Before Switzerland’s Large Hadron Collider, the Tevatron at Fermilab in Illinois was the largest and highest-energy particle accelerator in the world. Despite being bumped into second place by the Europeans, however, Fermilab particle physicists are still using their enormous instrument to uncover nature’s hidden secrets.
Measuring 3.9 miles (6.3 km) across, the Tevatron is a ring-shaped tube that uses magnets and high voltages to accelerate particles in opposing paths. Where the two opposing beams meet, detectors are placed to catch the results of particles colliding at energies close to two trillion electron volts. While that might sound like a catastrophic event, the energy is really about the same as the collision of two common houseflies. Nevertheless, the scientific results of these collisions can be Earth-shattering, to say the least.

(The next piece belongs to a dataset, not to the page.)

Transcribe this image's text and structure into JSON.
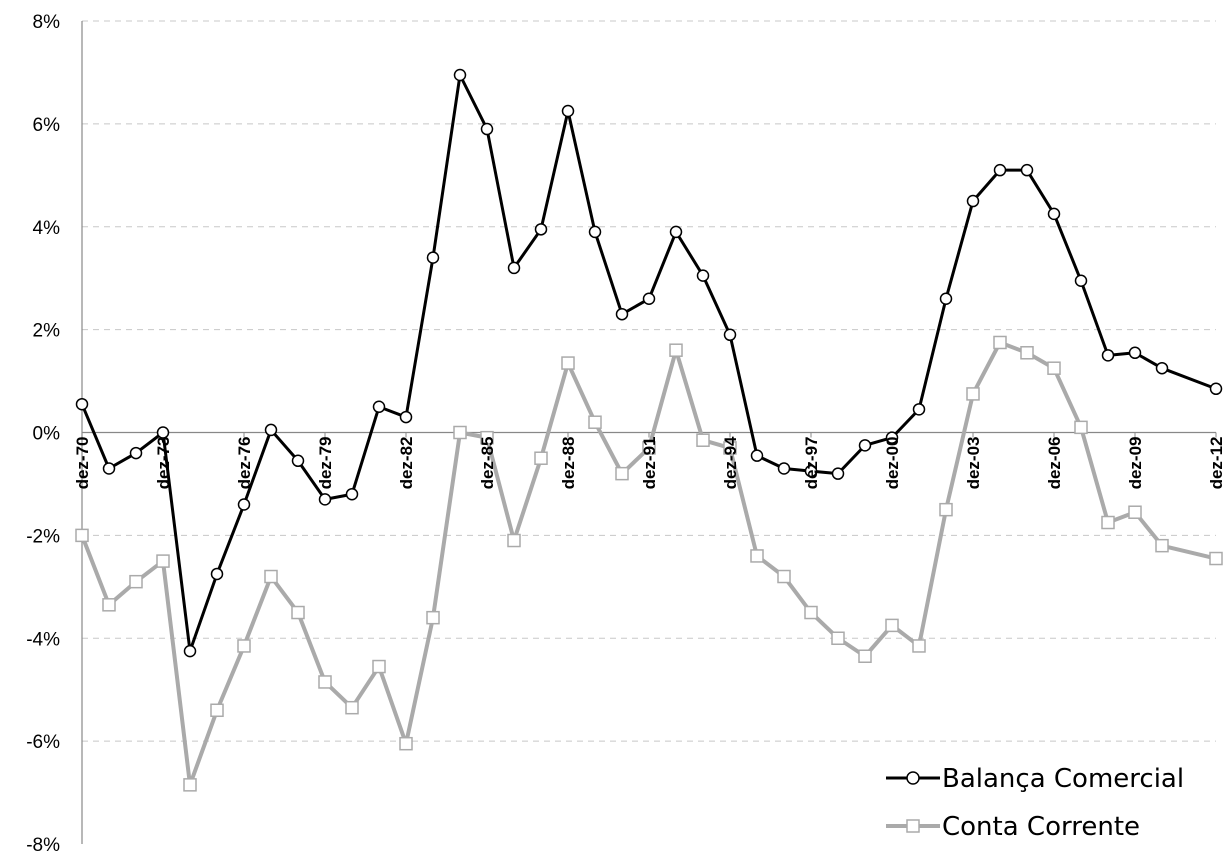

That’s because at the lab just outside of Chicago, scientists are trying to solve one of the greatest mysteries in physics: the asymmetric distribution of matter and antimatter in our observable universe. Matter comprises everything we are familiar with, like our bodies, our sun, and our galaxy. But for every matter particle, there is an antimatter particle with the same mass and an opposite electric charge.
And when a matter particle collides with its corresponding antiparticle, the two are said to “annihilate” each other. The collision leaves behind new particles and anti-particles, but a problem arises when considering the conditions of the early universe. According to current physics, the distribution of matter and antimatter should have been equal at the Big Bang and the resulting explosion would have annihilated everything, leaving nothing behind to create the variety of planets, stars, and galaxies we see today.

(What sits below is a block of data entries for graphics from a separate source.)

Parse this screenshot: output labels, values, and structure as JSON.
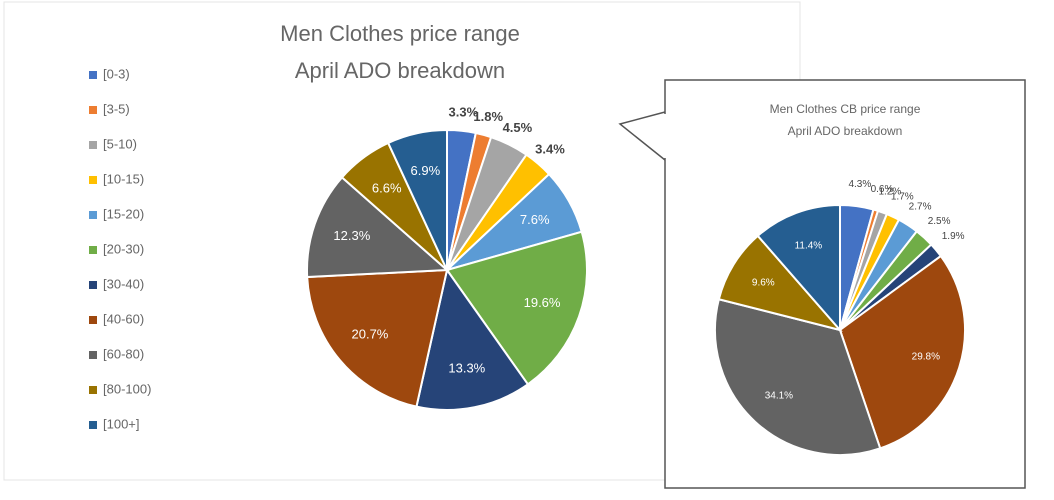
{
  "chart_data": [
    {
      "type": "pie",
      "title": [
        "Men Clothes price range",
        "April ADO breakdown"
      ],
      "categories": [
        "[0-3)",
        "[3-5)",
        "[5-10)",
        "[10-15)",
        "[15-20)",
        "[20-30)",
        "[30-40)",
        "[40-60)",
        "[60-80)",
        "[80-100)",
        "[100+]"
      ],
      "values": [
        3.3,
        1.8,
        4.5,
        3.4,
        7.6,
        19.6,
        13.3,
        20.7,
        12.3,
        6.6,
        6.9
      ],
      "value_labels": [
        "3.3%",
        "1.8%",
        "4.5%",
        "3.4%",
        "7.6%",
        "19.6%",
        "13.3%",
        "20.7%",
        "12.3%",
        "6.6%",
        "6.9%"
      ],
      "colors": [
        "#4472c4",
        "#ed7d31",
        "#a5a5a5",
        "#ffc000",
        "#5b9bd5",
        "#70ad47",
        "#264478",
        "#9e480e",
        "#636363",
        "#997300",
        "#255e91"
      ],
      "legend": "left"
    },
    {
      "type": "pie",
      "title": [
        "Men Clothes CB price range",
        "April ADO breakdown"
      ],
      "values": [
        4.3,
        0.6,
        1.2,
        1.7,
        2.7,
        2.5,
        1.9,
        29.8,
        34.1,
        9.6,
        11.4
      ],
      "value_labels": [
        "4.3%",
        "0.6%",
        "1.2%",
        "1.7%",
        "2.7%",
        "2.5%",
        "1.9%",
        "29.8%",
        "34.1%",
        "9.6%",
        "11.4%"
      ],
      "colors": [
        "#4472c4",
        "#ed7d31",
        "#a5a5a5",
        "#ffc000",
        "#5b9bd5",
        "#70ad47",
        "#264478",
        "#9e480e",
        "#636363",
        "#997300",
        "#255e91"
      ]
    }
  ]
}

Thus, by answering the question of why there is more matter than antimatter in our universe, Fermilab scientists would be able to explain why we exist at all. And recent discoveries by the lab’s DZero team show that they might be getting closer to an answer. By accelerating protons and antiprotons to near-light speeds in the Tevatron, the team has observed that the resulting collisions were 1% more likely to produce matter than antimatter.
While these results have yet to be confirmed by others, several different interesting experiments continue to run at the laboratory, some of which can be seen on tours of the site. Fermilab is open to the public daily, and visitors can expect to learn about a lot more than physics.
The grounds are home to a small herd of bison (present since the lab’s founding in 1967) as well as a variety of mathematical sculptures and architectural forms, such as an Archimedean spiral, a geodesic sphere, a Möbius strip, and a staircase resembling the DNA double helix. Furthermore, the lab frequently hosts a range of cultural events including musical concerts, folk dancing, and art exhibitions.
Fermilab (also known as Fermi National Accelerator Laboratory) is a US Department of Energy National Laboratory. The lab is named after the Italian particle physicist Enrico Fermi, who is most known for his work on the first nuclear reactor.